LLST療法のLLSTとは、「Lumbar Lordosis Support Treatment」の略で「腰椎前彎維持療法」という意味になります。LLST療法には次の6つのポイントがあります。
良い姿勢を保つ
年齢に応じた適度な腰の骨の前彎を維持して良い姿勢を保つ。

ひざ関節や股関節をうまく使う
中腰や腰の骨の前屈をできるだけ減らすため、ひざ関節や股関節をうまく使う。

重い物は腕の力だけで上げない
物を体に近づけて、ひざ関節や股関節を利用して持ち上げる。

腹筋や背筋を鍛えて背骨を支える
腹筋と背筋に適度な緊張を保ち、筋肉の力で背骨を支えるように意識する。
腰をひねったまま動作をしない
腰をひねったまま、強く前や後ろに曲げない。
同じ姿勢を30分以上続けない
たとえ良い姿勢でも30分以上は同じ姿勢を続けない。
日ごろからこれらのポイントを意識して姿勢を正しく保ち、腰に大きな負担となる動作を避けるようにしましょう。
腰椎椎間板症でやってはいけないこと
腰椎椎間板症では、次のような動作をできるだけ行わないように注意しましょう。
「足を組む」
骨盤に均等に力がかからないため、背骨が左右に曲がってしまいます。

「猫背」
背中を丸めて座る姿勢は腰に負担をかけます。
「スマホ首」
斜め下をのぞき込む、ちょうどスマホの画面を見ているような首の状態は避けましょう。

「ずっこけ座り」
背もたれに寄りかかり、お尻が背もたれよりも前に出ている座り方を「ずっこけ座り」といいます。
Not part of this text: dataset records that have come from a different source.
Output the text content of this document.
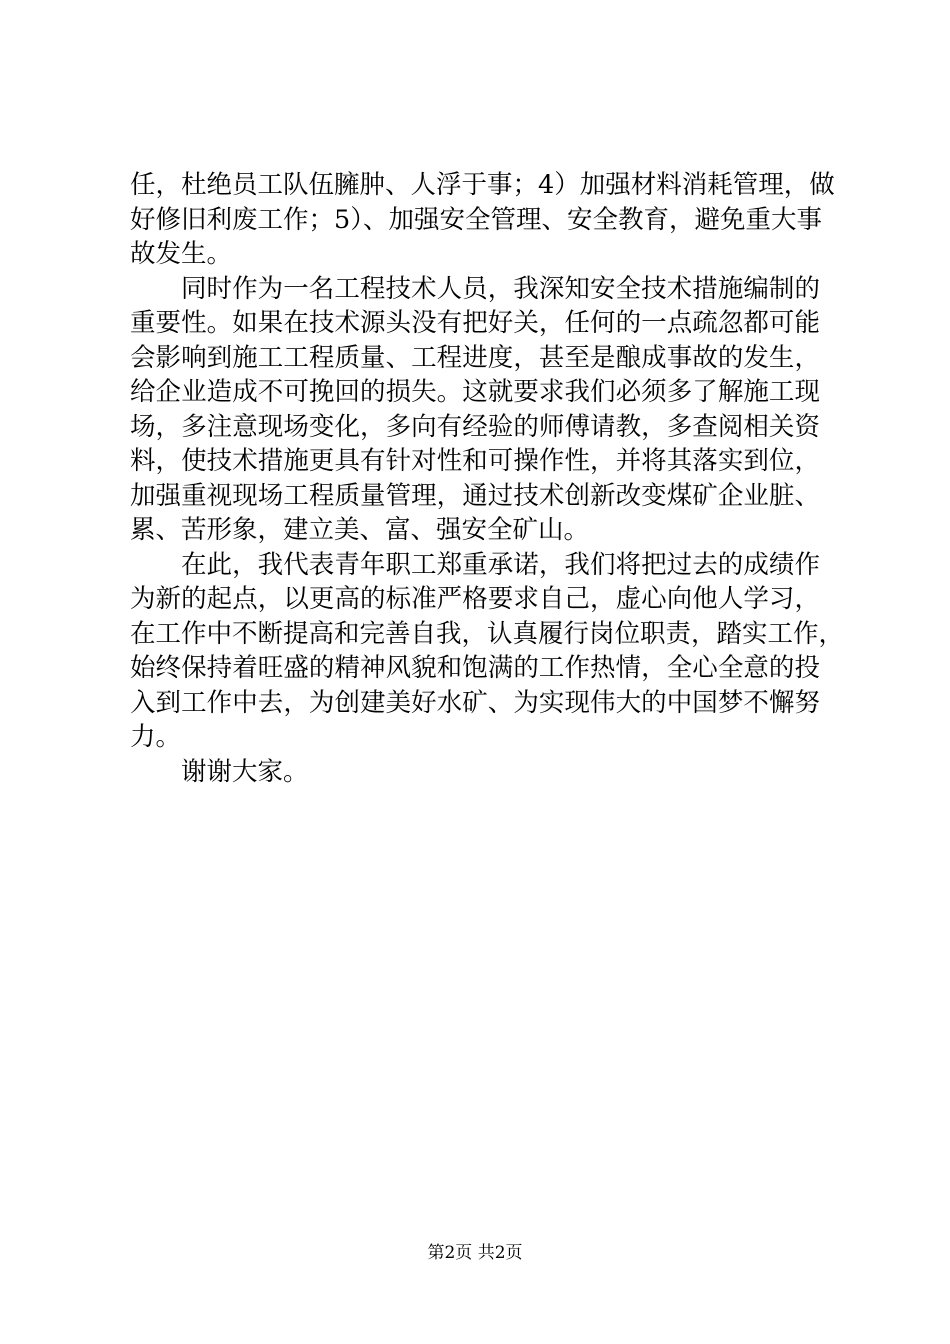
任，杜绝员工队伍臃肿、人浮于事；4）加强材料消耗管理，做
好修旧利废工作；5）、加强安全管理、安全教育，避免重大事
故发生。
同时作为一名工程技术人员，我深知安全技术措施编制的
重要性。如果在技术源头没有把好关，任何的一点疏忽都可能
会影响到施工工程质量、工程进度，甚至是酿成事故的发生，
给企业造成不可挽回的损失。这就要求我们必须多了解施工现
场，多注意现场变化，多向有经验的师傅请教，多查阅相关资
料，使技术措施更具有针对性和可操作性，并将其落实到位，
加强重视现场工程质量管理，通过技术创新改变煤矿企业脏、
累、苦形象，建立美、富、强安全矿山。
在此，我代表青年职工郑重承诺，我们将把过去的成绩作
为新的起点，以更高的标准严格要求自己，虚心向他人学习，
在工作中不断提高和完善自我，认真履行岗位职责，踏实工作，
始终保持着旺盛的精神风貌和饱满的工作热情，全心全意的投
入到工作中去，为创建美好水矿、为实现伟大的中国梦不懈努
力。
谢谢大家。
第2页 共2页
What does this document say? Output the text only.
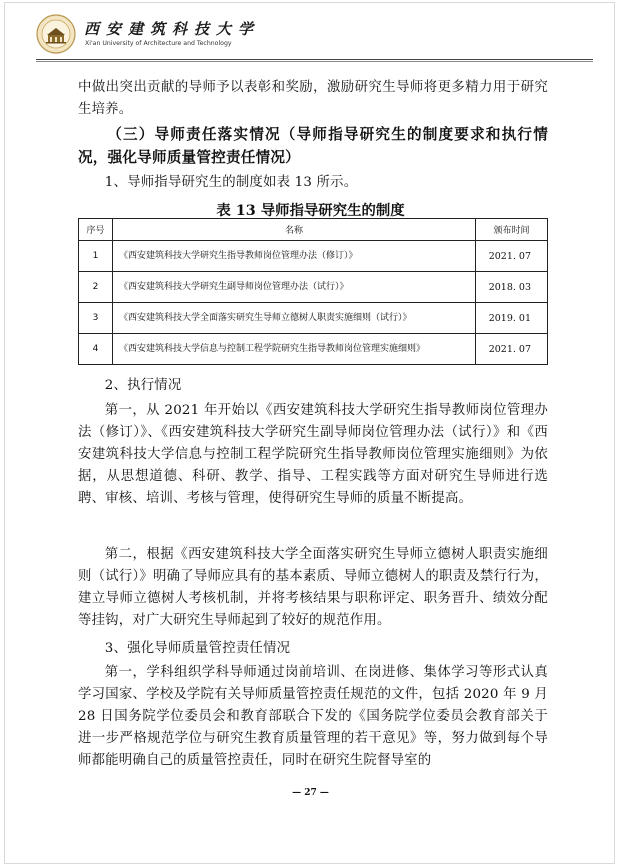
西安建筑科技大学
Xi'an University of Architecture and Technology
中做出突出贡献的导师予以表彰和奖励，激励研究生导师将更多精力用于研究生培养。
（三）导师责任落实情况（导师指导研究生的制度要求和执行情况，强化导师质量管控责任情况）
1、导师指导研究生的制度如表 13 所示。
表 13 导师指导研究生的制度
序号	名称	颁布时间
1	《西安建筑科技大学研究生指导教师岗位管理办法（修订）》	2021. 07
2	《西安建筑科技大学研究生副导师岗位管理办法（试行）》	2018. 03
3	《西安建筑科技大学全面落实研究生导师立德树人职责实施细则（试行）》	2019. 01
4	《西安建筑科技大学信息与控制工程学院研究生指导教师岗位管理实施细则》	2021. 07
2、执行情况
第一，从 2021 年开始以《西安建筑科技大学研究生指导教师岗位管理办法（修订）》、《西安建筑科技大学研究生副导师岗位管理办法（试行）》和《西安建筑科技大学信息与控制工程学院研究生指导教师岗位管理实施细则》为依据，从思想道德、科研、教学、指导、工程实践等方面对研究生导师进行选聘、审核、培训、考核与管理，使得研究生导师的质量不断提高。
第二，根据《西安建筑科技大学全面落实研究生导师立德树人职责实施细则（试行）》明确了导师应具有的基本素质、导师立德树人的职责及禁行行为，建立导师立德树人考核机制，并将考核结果与职称评定、职务晋升、绩效分配等挂钩，对广大研究生导师起到了较好的规范作用。
3、强化导师质量管控责任情况
第一，学科组织学科导师通过岗前培训、在岗进修、集体学习等形式认真学习国家、学校及学院有关导师质量管控责任规范的文件，包括 2020 年 9 月 28 日国务院学位委员会和教育部联合下发的《国务院学位委员会教育部关于进一步严格规范学位与研究生教育质量管理的若干意见》等，努力做到每个导师都能明确自己的质量管控责任，同时在研究生院督导室的
— 27 —
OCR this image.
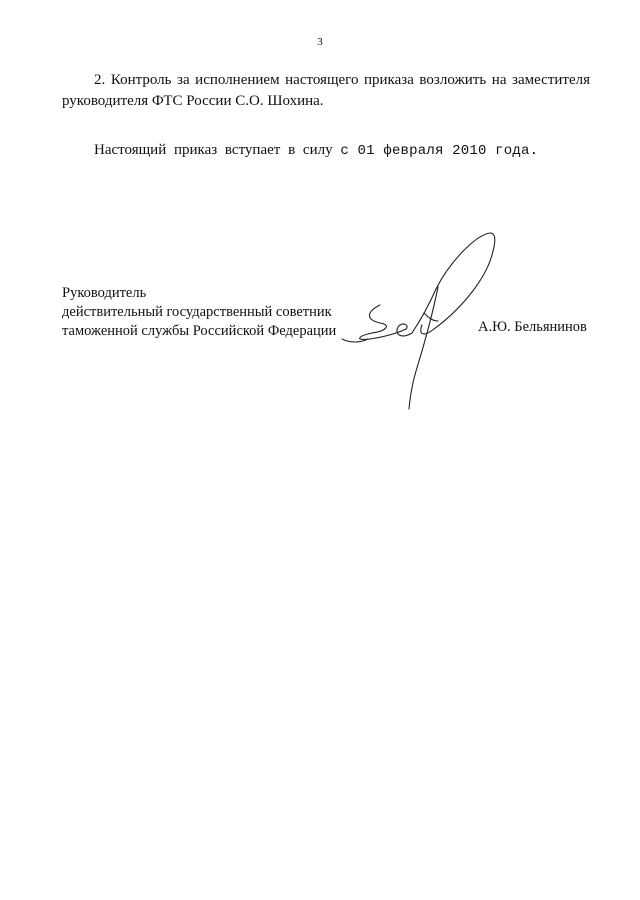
3
2. Контроль за исполнением настоящего приказа возложить на заместителя руководителя ФТС России С.О. Шохина.
Настоящий приказ вступает в силу с 01 февраля 2010 года.
Руководитель
действительный государственный советник
таможенной службы Российской Федерации	А.Ю. Бельянинов
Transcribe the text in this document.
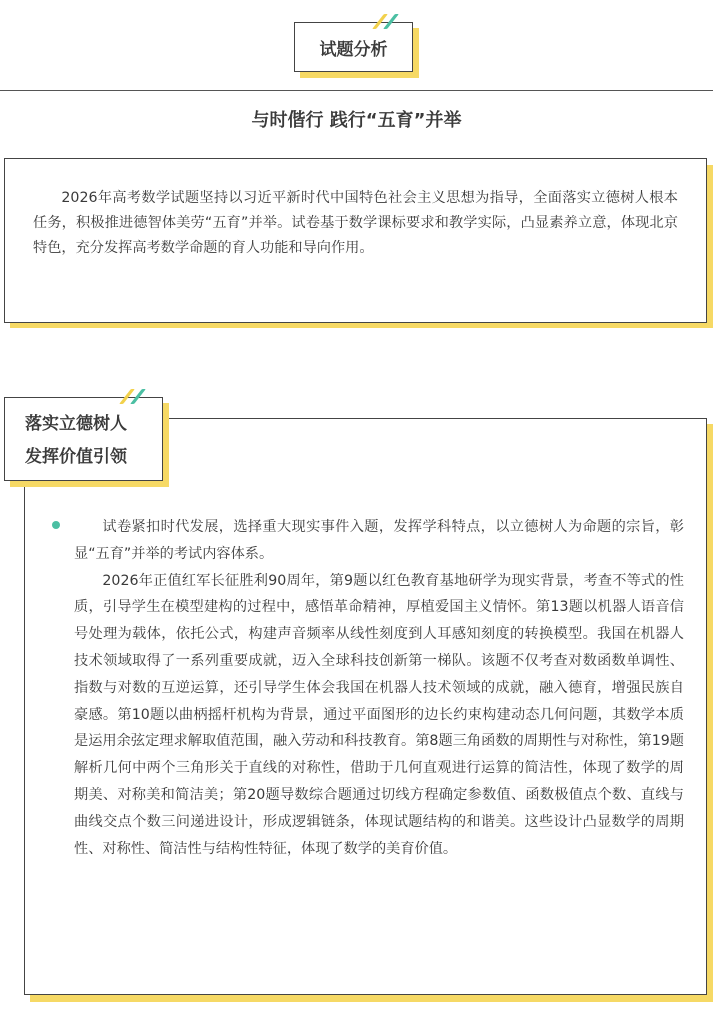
试题分析
与时偕行 践行“五育”并举
2026年高考数学试题坚持以习近平新时代中国特色社会主义思想为指导，全面落实立德树人根本任务，积极推进德智体美劳“五育”并举。试卷基于数学课标要求和教学实际，凸显素养立意，体现北京特色，充分发挥高考数学命题的育人功能和导向作用。
落实立德树人
发挥价值引领

试卷紧扣时代发展，选择重大现实事件入题，发挥学科特点，以立德树人为命题的宗旨，彰显“五育”并举的考试内容体系。

2026年正值红军长征胜利90周年，第9题以红色教育基地研学为现实背景，考查不等式的性质，引导学生在模型建构的过程中，感悟革命精神，厚植爱国主义情怀。第13题以机器人语音信号处理为载体，依托公式，构建声音频率从线性刻度到人耳感知刻度的转换模型。我国在机器人技术领域取得了一系列重要成就，迈入全球科技创新第一梯队。该题不仅考查对数函数单调性、指数与对数的互逆运算，还引导学生体会我国在机器人技术领域的成就，融入德育，增强民族自豪感。第10题以曲柄摇杆机构为背景，通过平面图形的边长约束构建动态几何问题，其数学本质是运用余弦定理求解取值范围，融入劳动和科技教育。第8题三角函数的周期性与对称性，第19题解析几何中两个三角形关于直线的对称性，借助于几何直观进行运算的简洁性，体现了数学的周期美、对称美和简洁美；第20题导数综合题通过切线方程确定参数值、函数极值点个数、直线与曲线交点个数三问递进设计，形成逻辑链条，体现试题结构的和谐美。这些设计凸显数学的周期性、对称性、简洁性与结构性特征，体现了数学的美育价值。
椅子はもちろん、特にソファに座っているときになりやすい座り方です。

「モデル座り」
椅子に浅く腰掛けて、背筋を伸ばして座る姿勢です。 重心が前になり、反り腰となってしまいます。 よほど筋力があるケースを除いて上半身が安定せず、無理な力が腰から背中にかけてかかりやすいので、腰痛の原因になります。

まとめ
腰椎椎間板症は、加齢などによって椎間板の変性によって起こる腰痛です。姿勢の悪さや前かがみになる姿勢が長時間続く仕事などによって、起こりやすくなります。日ごろから良い姿勢を保ち、腰に負担がかかる姿勢をとらないなどの日常動作などを心がけましょう。